Single by George Strait

from the album Troubadour
- Released: June 2, 2008
- Genre: Neotraditional country
- Length: 2:56
- Label: MCA Nashville
- Songwriters: Leslie Satcher Monty Holmes
- Producers: Tony Brown George Strait

George Strait singles chronology
| "I Saw God Today" (2008) | "Troubadour" (2008) | "River of Love" (2008) |

Music video
- "Troubadour" at CMT.com

= Troubadour (song) =

"Troubadour" is a song written by Leslie Satcher and Monty Holmes, and recorded by American country music singer George Strait. It was released in June 2008 as the second single and title track from his album Troubadour. The song was the 86th chart single of his career. It has become his 79th Top Ten single on the Billboard Hot Country Songs chart. "Troubadour" was nominated for Best Male Country Vocal Performance at the 2009 Grammy Awards.
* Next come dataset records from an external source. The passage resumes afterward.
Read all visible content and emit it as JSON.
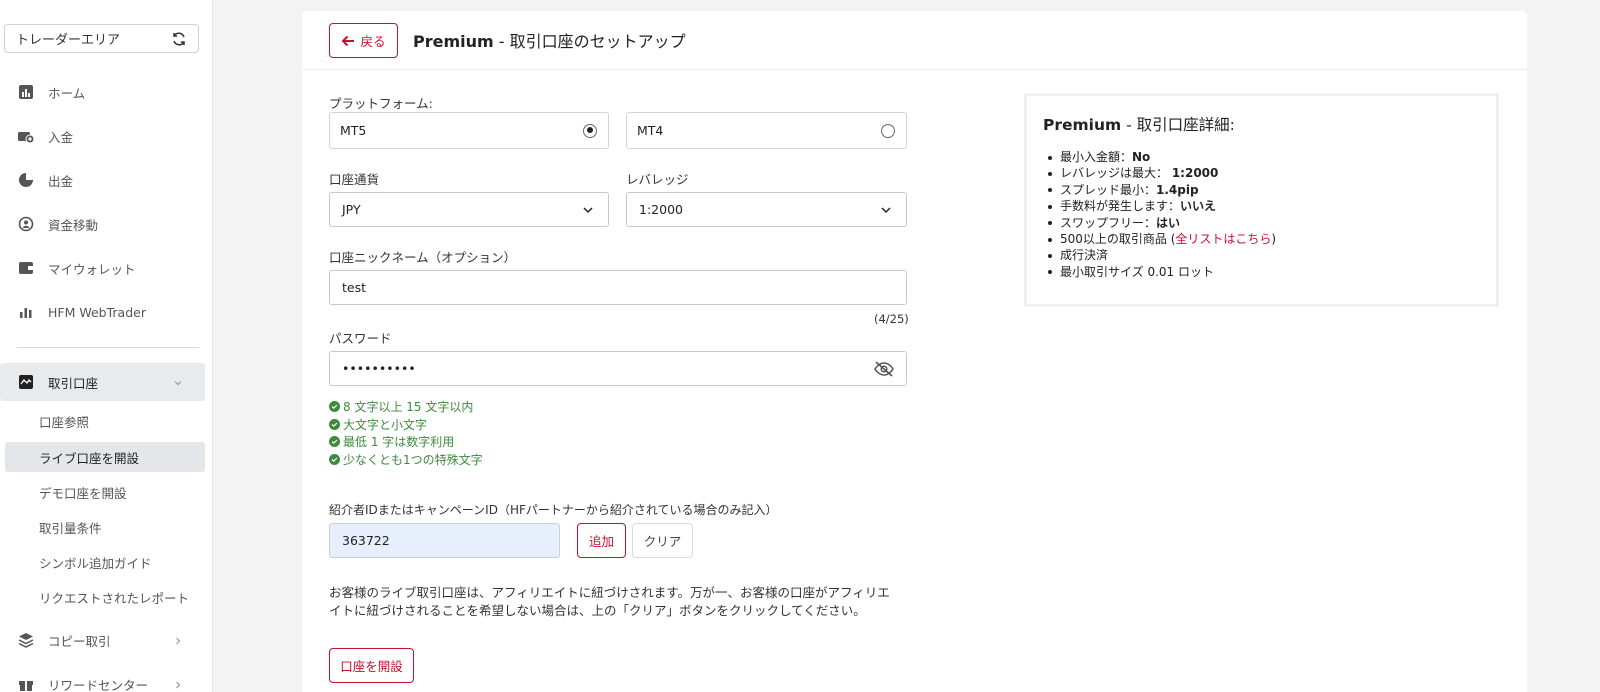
{
  "sidebar": {
    "trader_area": "トレーダーエリア",
    "nav": [
      {
        "label": "ホーム",
        "icon": "chart-icon"
      },
      {
        "label": "入金",
        "icon": "deposit-icon"
      },
      {
        "label": "出金",
        "icon": "withdraw-icon"
      },
      {
        "label": "資金移動",
        "icon": "transfer-icon"
      },
      {
        "label": "マイウォレット",
        "icon": "wallet-icon"
      },
      {
        "label": "HFM WebTrader",
        "icon": "bar-chart-icon"
      }
    ],
    "trading_accounts": "取引口座",
    "sub_items": [
      "口座参照",
      "ライブ口座を開設",
      "デモ口座を開設",
      "取引量条件",
      "シンボル追加ガイド",
      "リクエストされたレポート"
    ],
    "copy_trading": "コピー取引",
    "rewards": "リワードセンター"
  },
  "header": {
    "back": "戻る",
    "title_bold": "Premium",
    "title_rest": " - 取引口座のセットアップ"
  },
  "form": {
    "platform_label": "プラットフォーム:",
    "platform_options": [
      {
        "label": "MT5",
        "selected": true
      },
      {
        "label": "MT4",
        "selected": false
      }
    ],
    "currency_label": "口座通貨",
    "currency_value": "JPY",
    "leverage_label": "レバレッジ",
    "leverage_value": "1:2000",
    "nickname_label": "口座ニックネーム（オプション）",
    "nickname_value": "test",
    "nickname_counter": "(4/25)",
    "password_label": "パスワード",
    "password_value": "••••••••••",
    "password_rules": [
      "8 文字以上 15 文字以内",
      "大文字と小文字",
      "最低 1 字は数字利用",
      "少なくとも1つの特殊文字"
    ],
    "referral_label": "紹介者IDまたはキャンペーンID（HFパートナーから紹介されている場合のみ記入）",
    "referral_value": "363722",
    "add": "追加",
    "clear": "クリア",
    "notice": "お客様のライブ取引口座は、アフィリエイトに紐づけされます。万が一、お客様の口座がアフィリエイトに紐づけされることを希望しない場合は、上の「クリア」ボタンをクリックしてください。",
    "open_account": "口座を開設"
  },
  "details": {
    "title_bold": "Premium",
    "title_rest": " - 取引口座詳細:",
    "items": [
      {
        "text": "最小入金額：",
        "bold": "No"
      },
      {
        "text": "レバレッジは最大： ",
        "bold": "1:2000"
      },
      {
        "text": "スプレッド最小：",
        "bold": "1.4pip"
      },
      {
        "text": "手数料が発生します：",
        "bold": "いいえ"
      },
      {
        "text": "スワップフリー：",
        "bold": "はい"
      },
      {
        "text": "500以上の取引商品 (",
        "link": "全リストはこちら",
        "after": ")"
      },
      {
        "text": "成行決済"
      },
      {
        "text": "最小取引サイズ 0.01 ロット"
      }
    ]
  },
  "colors": {
    "accent": "#c8102e",
    "success": "#3d8b3d",
    "referral_bg": "#e8effc"
  }
}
Vince Gill sings background vocals on the single.

==Content==
The song is a ballad in which the narrator reflects on his life as a troubadour, feeling that he is content with what he has accomplished ("I was a young troubadour when I rode in on a song / I'll be an old troubadour when I'm gone").

==Personnel==
Credits are adapted from the liner notes of Troubadour.
- Eddie Bayers – drums
- Stuart Duncan – fiddle
- Paul Franklin – steel guitar
- Steve Gibson – electric guitar
- Vince Gill – background vocals
- Wes Hightower – background vocals
- Brent Mason – electric guitar
- Mac McAnally – acoustic guitar
- Steve Nathan – Hammond B-3 organ
- Matt Rollings – piano
- Glenn Worf – bass guitar

==Commercial performance==
The song reached No. 7 on Billboard's Hot Country Songs and Country Airplay for the chart dated September 27, 2008. The song was certified Platinum by the RIAA on July 15, 2022, and has sold 949,000 copies in the United States as of November 2016.

==Music video==
In August 2008, Strait released a music video for the song. Directed by Trey Fanjoy, and edited by Scott Mele, the song's video alternates between footage of him singing, and shots of archived photos from various points in his career. This is his first music video since 2006's "The Seashores of Old Mexico", which Fanjoy also directed.

==Cover versions==
In the 58th Annual Country Music Awards, Jamey Johnson, Miranda Lambert, and Parker McCollum cover the song aired on November 20, 2024.

==Chart history==

| Chart (2008) | Peak position |
|---|---|
| US Hot Country Songs (Billboard) | 7 |
| US Billboard Hot 100 | 54 |
| Canada Country (Billboard) | 3 |
| Canada Hot 100 (Billboard) | 74 |

===Year-end charts===

| Chart (2008) | Position |
|---|---|
| US Country Songs (Billboard) | 34 |

==Certifications==

Certifications for Troubadour
| Region | Certification | Certified units/sales |
| United States (RIAA) | 3× Platinum | 3,000,000^{‡} |
^{‡} Sales+streaming figures based on certification alone.